Show that $\{ (1, 0, \dots), (0, 1, 0,\dots), (0, 0, 1, 0,\dots), \dots\}$ is not a basis of $\Bbb R^N$

Question

Show that $\beta = \{ (1, 0, \dots), (0, 1, 0,\dots), (0, 0, 1, 0,\dots), \dots\}$ is not a basis for $\Bbb R^N$

We know that for $\beta$ to be a basis we need $(1, 0, \dots), (0, 1, 0,\dots), (0, 0, 1, 0,\dots), \dots$ to be both linearly independent and spanning $\Bbb R^N$. The first condition clearly holds as the only way we get $\sum_i \alpha_i v_i = 0$ is for $\alpha_i = 0$.

However, why doesn't $\Bbb R^N = span((1, 0, \dots), (0, 1, 0,\dots), (0, 0, 1, 0,\dots), \dots)$ hold? Is it because the span of an infinite vector space is ill-defined? Imagine that $N$ is a finite number. Then I guess that $\Bbb R^N = span((1, 0, \dots), (0, 1, 0,\dots), (0, 0, 1, 0,\dots), \dots)$ would not hold either so I suspect that the reason I presented is not the right one.

Answer 1

Do you mean $\mathbb R^{\mathbb N}$? In any case it depends how you define "basis" and "span". If you mean a Hamel (or algebraic) basis, then by definition this requires that any element can be written as a finite linear combination of the basis vectors. In the context of Hamel basis, $\text{span}(S)$ is always $\text{span}_\text{fin}(S)$, the set of finite linear combinations.
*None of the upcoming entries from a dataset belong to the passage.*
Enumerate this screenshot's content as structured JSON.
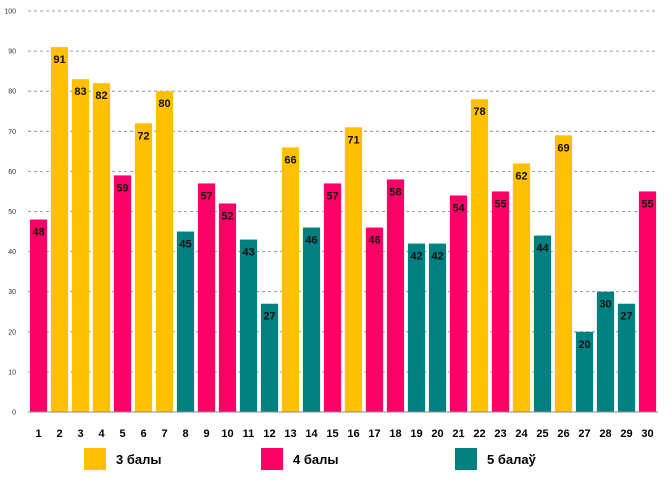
{
  "chart_data": {
    "type": "bar",
    "title": "",
    "xlabel": "",
    "ylabel": "",
    "ylim": [
      0,
      100
    ],
    "yticks": [
      0,
      10,
      20,
      30,
      40,
      50,
      60,
      70,
      80,
      90,
      100
    ],
    "grid": true,
    "categories": [
      "1",
      "2",
      "3",
      "4",
      "5",
      "6",
      "7",
      "8",
      "9",
      "10",
      "11",
      "12",
      "13",
      "14",
      "15",
      "16",
      "17",
      "18",
      "19",
      "20",
      "21",
      "22",
      "23",
      "24",
      "25",
      "26",
      "27",
      "28",
      "29",
      "30"
    ],
    "values": [
      48,
      91,
      83,
      82,
      59,
      72,
      80,
      45,
      57,
      52,
      43,
      27,
      66,
      46,
      57,
      71,
      46,
      58,
      42,
      42,
      54,
      78,
      55,
      62,
      44,
      69,
      20,
      30,
      27,
      55
    ],
    "groups": [
      "4 балы",
      "3 балы",
      "3 балы",
      "3 балы",
      "4 балы",
      "3 балы",
      "3 балы",
      "5 балаў",
      "4 балы",
      "4 балы",
      "5 балаў",
      "5 балаў",
      "3 балы",
      "5 балаў",
      "4 балы",
      "3 балы",
      "4 балы",
      "4 балы",
      "5 балаў",
      "5 балаў",
      "4 балы",
      "3 балы",
      "4 балы",
      "3 балы",
      "5 балаў",
      "3 балы",
      "5 балаў",
      "5 балаў",
      "5 балаў",
      "4 балы"
    ],
    "legend": [
      {
        "name": "3 балы",
        "color": "#FFC000"
      },
      {
        "name": "4 балы",
        "color": "#FF0066"
      },
      {
        "name": "5 балаў",
        "color": "#008080"
      }
    ],
    "legend_position": "bottom"
  }
}
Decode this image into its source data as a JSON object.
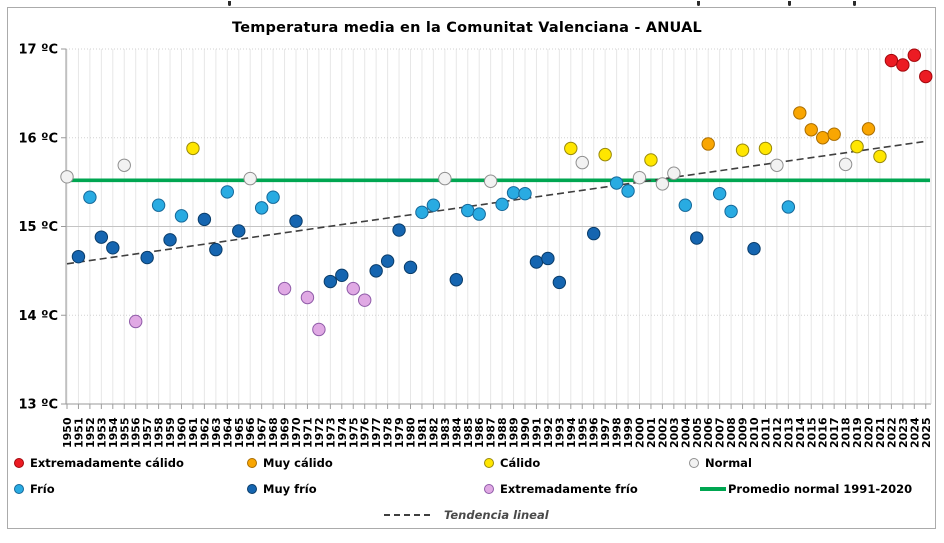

Then $\mathbb R^{\mathbb N} \neq \text{span}_\text{fin}(\{ e_i \mid i=1\ldots n\})$ is quite obvious, since for example $(1,1,1\ldots)$ cannot be expressed a finite linear combination of $(1, 0, \dots), (0, 1, 0,\dots), (0, 0, 1, 0,\dots), \dots$

In fact, no person on this earth can show you an explicit example of how a Hamel Basis of $\mathbb R^{\mathbb N}$ looks like, despite the fact that the existence can be proven via the Axiom of Choice. For this reason, one needs a more sensible notion of basis for infinite dimensional spaces: Schauder basis.